The world, however, had not forgotten Lafayette. America worked constantly to free him, Washington and Jefferson and Jay, Morris and Marshall and Monroe used all their influence with Austria, but America was not loved in the tyrannical court of Vienna and the appeals of her statesmen passed unheeded. England was generous also toward the man who had once fought against her. The general who had commanded the forces against him at the Brandywine moved Parliament again and again to interfere on behalf of the French hero, and Charles James Fox, the great English orator, pleaded in favor, as he said, “of a noble character, which will flourish in the annals of the world, and live in the veneration of posterity, when kings, and the crowns they wear, will be no more regarded than the dust to which they must return.”

Help finally came from his own land, though in a very strange guise. While Lafayette lay in his cell at Olmutz a new star was rising in the skies, a planet succeeding to the confusion of the Reign of Terror in France. A Corsican officer, Napoleon Bonaparte, was winning wonderful laurels as a general. From victory he strode to victory, and by the spring of 1797 he had broken the power of Austria, had crossed the Italian Alps, and in sight of the Emperor’s capital was ready to dictate the terms of the treaty of Campo Formio. Then he remembered that a Frenchman, Lafayette, was still in an Austrian dungeon. Neither Bonaparte nor the Directory that now governed France wanted Lafayette to return to that country, but both were determined that Austria must give him up. Napoleon wrote that demand into the treaty. The Austrian Emperor objected, but Napoleon insisted and finally threatened, and he held the upper hand. The Emperor sent an officer to demand a written acknowledgment of his past good treatment from Lafayette and a promise never to enter Austria again. Lafayette refused to say anything about his past treatment but agreed to the second condition. Dissatisfied with this the Austrians represented to General Bonaparte that the prisoner had been set free and urged him to sign the treaty. Bonaparte saw through the ruse. He sent an officer to see that Lafayette was liberated, and only when he was satisfied of this would he make peace with the crafty Emperor.

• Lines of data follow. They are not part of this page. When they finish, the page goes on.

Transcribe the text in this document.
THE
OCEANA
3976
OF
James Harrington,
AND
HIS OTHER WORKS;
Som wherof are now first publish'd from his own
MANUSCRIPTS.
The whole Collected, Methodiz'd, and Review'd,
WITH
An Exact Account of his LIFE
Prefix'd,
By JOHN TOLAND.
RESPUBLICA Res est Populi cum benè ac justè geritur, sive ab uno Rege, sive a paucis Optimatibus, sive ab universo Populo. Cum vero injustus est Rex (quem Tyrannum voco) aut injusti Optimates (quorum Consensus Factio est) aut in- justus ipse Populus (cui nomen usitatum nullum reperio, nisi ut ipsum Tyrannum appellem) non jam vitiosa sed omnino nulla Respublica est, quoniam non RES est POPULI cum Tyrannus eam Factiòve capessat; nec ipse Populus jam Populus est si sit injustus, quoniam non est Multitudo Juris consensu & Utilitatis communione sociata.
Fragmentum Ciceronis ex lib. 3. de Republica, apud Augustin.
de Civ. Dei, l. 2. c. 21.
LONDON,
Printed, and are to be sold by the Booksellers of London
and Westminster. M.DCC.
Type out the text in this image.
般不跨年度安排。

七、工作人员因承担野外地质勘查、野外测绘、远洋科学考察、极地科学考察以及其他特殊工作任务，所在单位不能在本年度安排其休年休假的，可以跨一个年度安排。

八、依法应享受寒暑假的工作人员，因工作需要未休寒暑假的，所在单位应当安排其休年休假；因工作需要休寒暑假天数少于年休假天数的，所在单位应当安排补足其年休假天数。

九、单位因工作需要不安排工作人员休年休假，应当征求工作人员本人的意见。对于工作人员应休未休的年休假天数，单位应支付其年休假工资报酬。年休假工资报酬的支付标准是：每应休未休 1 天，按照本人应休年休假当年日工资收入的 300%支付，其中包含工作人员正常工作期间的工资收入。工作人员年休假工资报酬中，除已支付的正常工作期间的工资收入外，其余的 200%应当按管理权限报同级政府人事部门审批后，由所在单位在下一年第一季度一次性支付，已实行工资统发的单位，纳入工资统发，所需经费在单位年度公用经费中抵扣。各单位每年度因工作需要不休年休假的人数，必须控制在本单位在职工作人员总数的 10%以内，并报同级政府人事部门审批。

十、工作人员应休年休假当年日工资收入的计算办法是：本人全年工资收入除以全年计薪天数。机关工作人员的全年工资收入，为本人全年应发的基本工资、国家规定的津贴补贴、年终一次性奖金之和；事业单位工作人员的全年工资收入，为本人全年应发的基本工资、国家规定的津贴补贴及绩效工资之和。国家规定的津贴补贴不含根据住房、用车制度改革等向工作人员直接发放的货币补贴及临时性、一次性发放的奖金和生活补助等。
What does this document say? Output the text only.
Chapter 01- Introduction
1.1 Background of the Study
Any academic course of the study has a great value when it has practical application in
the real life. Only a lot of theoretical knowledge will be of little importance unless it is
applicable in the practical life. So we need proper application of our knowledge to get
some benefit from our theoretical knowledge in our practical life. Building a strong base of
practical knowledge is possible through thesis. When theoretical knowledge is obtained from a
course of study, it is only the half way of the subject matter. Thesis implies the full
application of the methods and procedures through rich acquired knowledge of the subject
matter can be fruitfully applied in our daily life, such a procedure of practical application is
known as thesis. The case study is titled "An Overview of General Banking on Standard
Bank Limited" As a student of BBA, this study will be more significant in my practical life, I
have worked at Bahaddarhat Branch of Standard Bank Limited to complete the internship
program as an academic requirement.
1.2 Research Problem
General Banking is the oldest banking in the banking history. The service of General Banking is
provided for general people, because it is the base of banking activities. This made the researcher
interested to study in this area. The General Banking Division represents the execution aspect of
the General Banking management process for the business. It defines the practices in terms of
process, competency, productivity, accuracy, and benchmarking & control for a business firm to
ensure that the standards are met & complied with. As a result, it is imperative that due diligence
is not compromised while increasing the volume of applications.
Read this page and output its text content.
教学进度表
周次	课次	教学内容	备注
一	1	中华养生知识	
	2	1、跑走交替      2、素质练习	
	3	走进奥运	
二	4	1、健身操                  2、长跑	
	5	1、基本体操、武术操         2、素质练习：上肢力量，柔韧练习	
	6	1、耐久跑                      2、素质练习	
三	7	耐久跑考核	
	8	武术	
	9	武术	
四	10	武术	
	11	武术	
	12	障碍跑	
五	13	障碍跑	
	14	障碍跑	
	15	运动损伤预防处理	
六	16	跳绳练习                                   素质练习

On September 17, 1797, Lafayette, after five years in prison, walked out of Olmutz with his wife and daughters a free man. Even then, however, the Emperor did not hand him over to the French; instead he had him delivered to the American consul, with the statement that “Monsieur the Marquis de Lafayette was released from imprisonment simply because of the Emperor’s desire to favor and gratify America.”